FWIW/FTR: My Q64-A board has a self-compiled U-Boot 2024.10-rc6.

Aurelien indicated he wanted this bug to be about RISC-V, so I'll just
attach my serial log in case ppl want to see that.

TL;DR: My U-Boot found out that it CAN'T load Debian's 6.13.4 kernel and
tries the next one till it finds one which it can boot ...
which was my 6.13 kernel (without EFI_ZBOOT).

Most people use the bootloader/U-Boot that was shipped with the product
and never update it.

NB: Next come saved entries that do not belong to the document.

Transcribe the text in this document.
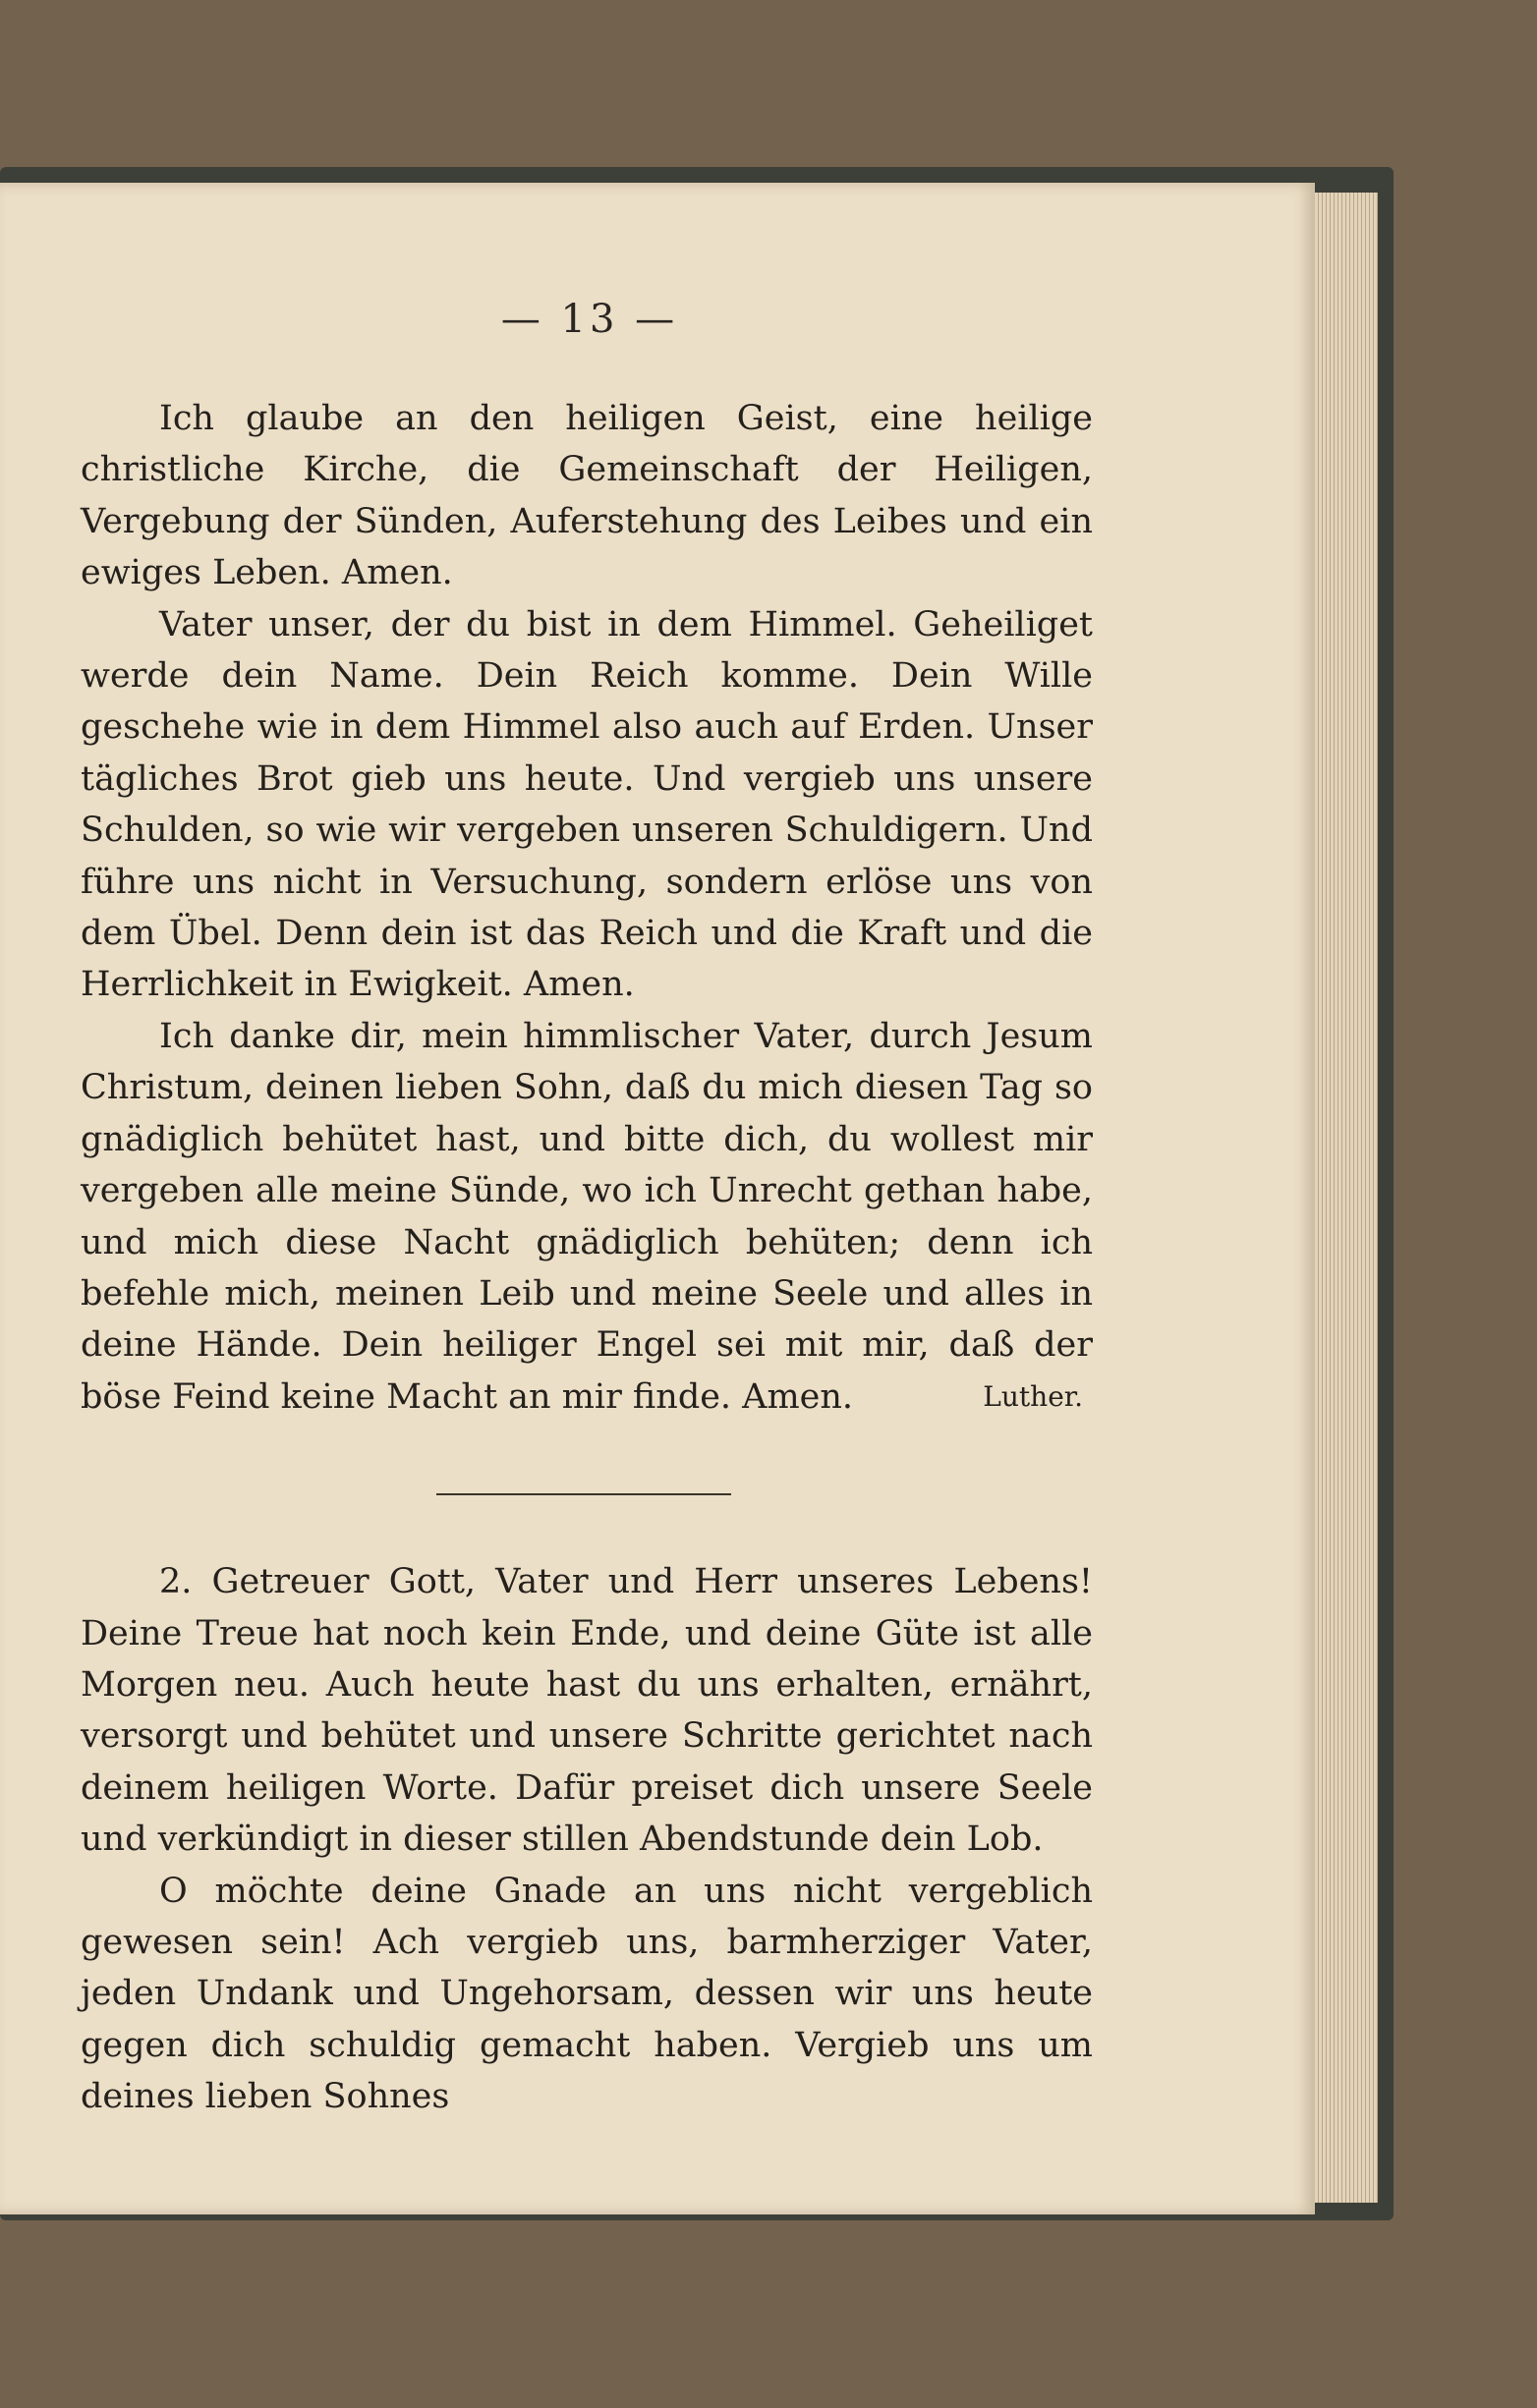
— 13 —

Ich glaube an den heiligen Geist, eine heilige christliche Kirche, die Gemeinschaft der Heiligen, Vergebung der Sünden, Auferstehung des Leibes und ein ewiges Leben. Amen.

Vater unser, der du bist in dem Himmel. Geheiliget werde dein Name. Dein Reich komme. Dein Wille geschehe wie in dem Himmel also auch auf Erden. Unser tägliches Brot gieb uns heute. Und vergieb uns unsere Schulden, so wie wir vergeben unseren Schuldigern. Und führe uns nicht in Versuchung, sondern erlöse uns von dem Übel. Denn dein ist das Reich und die Kraft und die Herrlichkeit in Ewigkeit. Amen.

Ich danke dir, mein himmlischer Vater, durch Jesum Christum, deinen lieben Sohn, daß du mich diesen Tag so gnädiglich behütet hast, und bitte dich, du wollest mir vergeben alle meine Sünde, wo ich Unrecht gethan habe, und mich diese Nacht gnädiglich behüten; denn ich befehle mich, meinen Leib und meine Seele und alles in deine Hände. Dein heiliger Engel sei mit mir, daß der böse Feind keine Macht an mir finde. Amen.	Luther.

2. Getreuer Gott, Vater und Herr unseres Lebens! Deine Treue hat noch kein Ende, und deine Güte ist alle Morgen neu. Auch heute hast du uns erhalten, ernährt, versorgt und behütet und unsere Schritte gerichtet nach deinem heiligen Worte. Dafür preiset dich unsere Seele und verkündigt in dieser stillen Abendstunde dein Lob.

O möchte deine Gnade an uns nicht vergeblich gewesen sein! Ach vergieb uns, barmherziger Vater, jeden Undank und Ungehorsam, dessen wir uns heute gegen dich schuldig gemacht haben. Vergieb uns um deines lieben Sohnes
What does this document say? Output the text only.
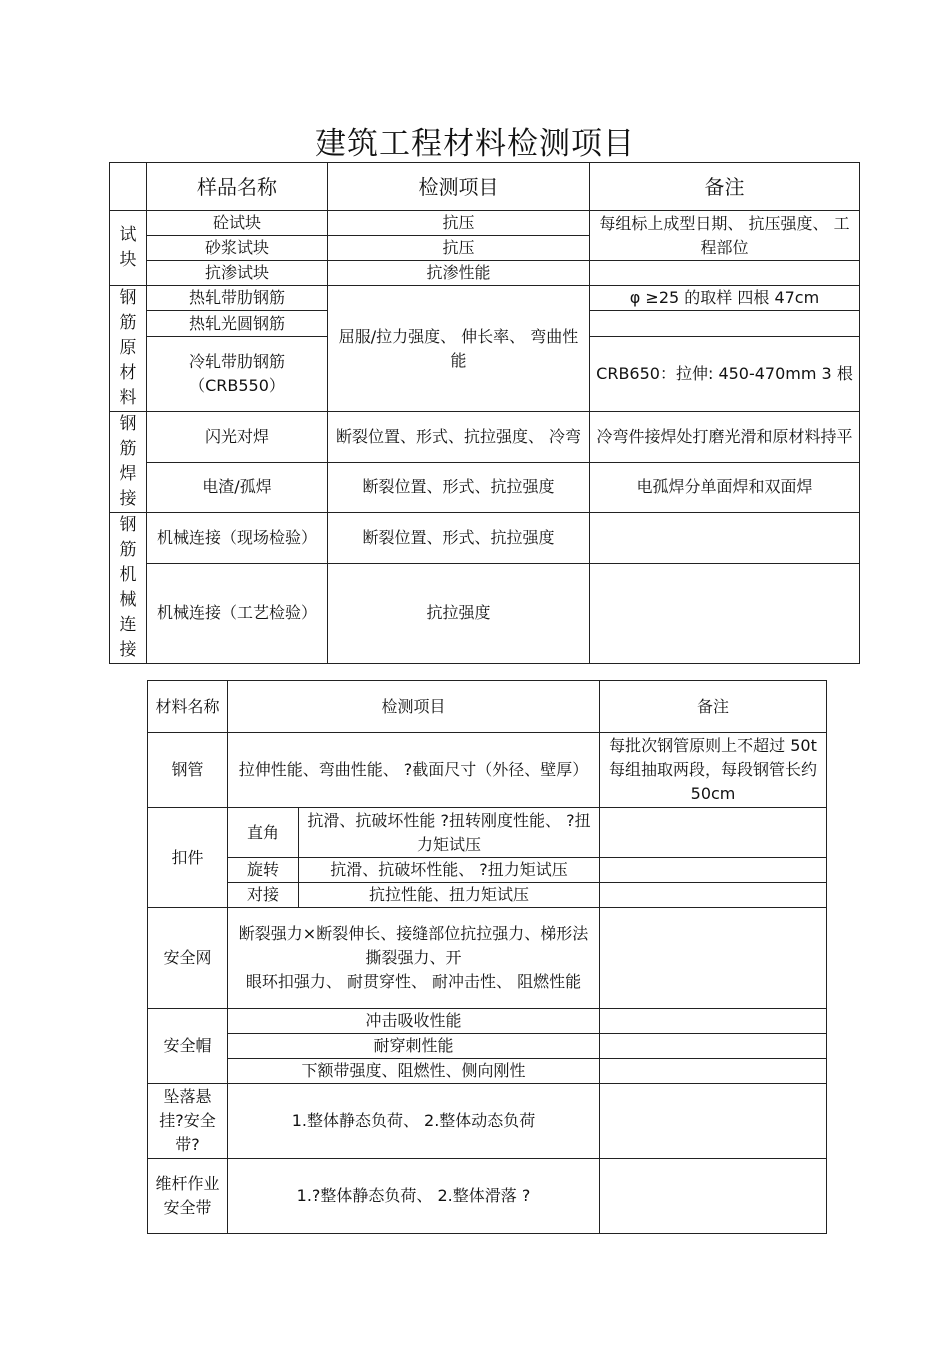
建筑工程材料检测项目
	样品名称	检测项目	备注
试块	砼试块	抗压	每组标上成型日期、 抗压强度、 工程部位
	砂浆试块	抗压	
	抗渗试块	抗渗性能	
钢筋原材料	热轧带肋钢筋	屈服/拉力强度、 伸长率、 弯曲性能	φ ≥25 的取样 四根 47cm
	热轧光圆钢筋		
	冷轧带肋钢筋（CRB550）		CRB650：拉伸: 450-470mm 3 根
钢筋焊接	闪光对焊	断裂位置、形式、抗拉强度、 冷弯	冷弯件接焊处打磨光滑和原材料持平
	电渣/孤焊	断裂位置、形式、抗拉强度	电孤焊分单面焊和双面焊
钢筋机械连接	机械连接（现场检验）	断裂位置、形式、抗拉强度	
	机械连接（工艺检验）	抗拉强度	
材料名称	检测项目		备注
钢管	拉伸性能、弯曲性能、 ?截面尺寸（外径、壁厚）		每批次钢管原则上不超过 50t 每组抽取两段，每段钢管长约 50cm
扣件	直角	抗滑、抗破坏性能 ?扭转刚度性能、 ?扭力矩试压	
	旋转	抗滑、抗破坏性能、 ?扭力矩试压	
	对接	抗拉性能、扭力矩试压	
安全网	断裂强力×断裂伸长、接缝部位抗拉强力、梯形法撕裂强力、开
眼环扣强力、 耐贯穿性、 耐冲击性、 阻燃性能		

安全帽	冲击吸收性能		
	耐穿刺性能		
	下额带强度、阻燃性、侧向刚性		
坠落悬挂?安全带?	1.整体静态负荷、 2.整体动态负荷		
维杆作业安全带	1.?整体静态负荷、 2.整体滑落 ?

I can understand why as the goal of the bootloader
is to boot the device, so when it does that ... why upgrade?

https://bugs.debian.org/1095745 is about broken backward compatibility
and that is a *kernel* bug.

My 0.02

#1098973#60
Date:
2025-02-26 20:01:20 UTC
From:
To:
First, we talk about riscv64, nor arm64.  Second, which arm64 board can
boot from nothing?

The riscv64 installer only supports EFI.

edk2 is the reference implementation.  uboot is what everything else
uses.

This kernel (after unpacking) boots find on non-UEFI.  So, what is the
problem?

u-boot can load it as zboot image, as also mentioned.  grub(!) fails for
some reason.

Bastian

#1098973#65
Date:
2025-02-26 20:43:05 UTC
From:
To:
Control: clone -1 -2
Control: reassign -2 src:grub
Control: retitle -2 grub - fails to start zboot linux on risvc64: Unhandled exception: Store/AMO access fault
Control: severity -2 important

So cloning the bug accordingly to grub.

The kernel team intents to change riscv64 to zboot for forky, so this
bug needs to be identified.

Bastian

#1098973#82
Date:
2025-05-31 17:08:23 UTC
From:
To:
control: reassign -1 u-boot
control: found -1 2024.01+dfsg-7
control: fixed -1 2025.01-1

I have upgraded u-boot to version 2025.01, and I can't reproduce the
issue anymore. So I guess we can consider the issue fixed. Reassigning
the bug accordingly.

This means we now need to find a way for users to easily upgrade u-boot
before that happens, so that they are able to reboot their board after a
kernel upgrade.

Regards
Aurelien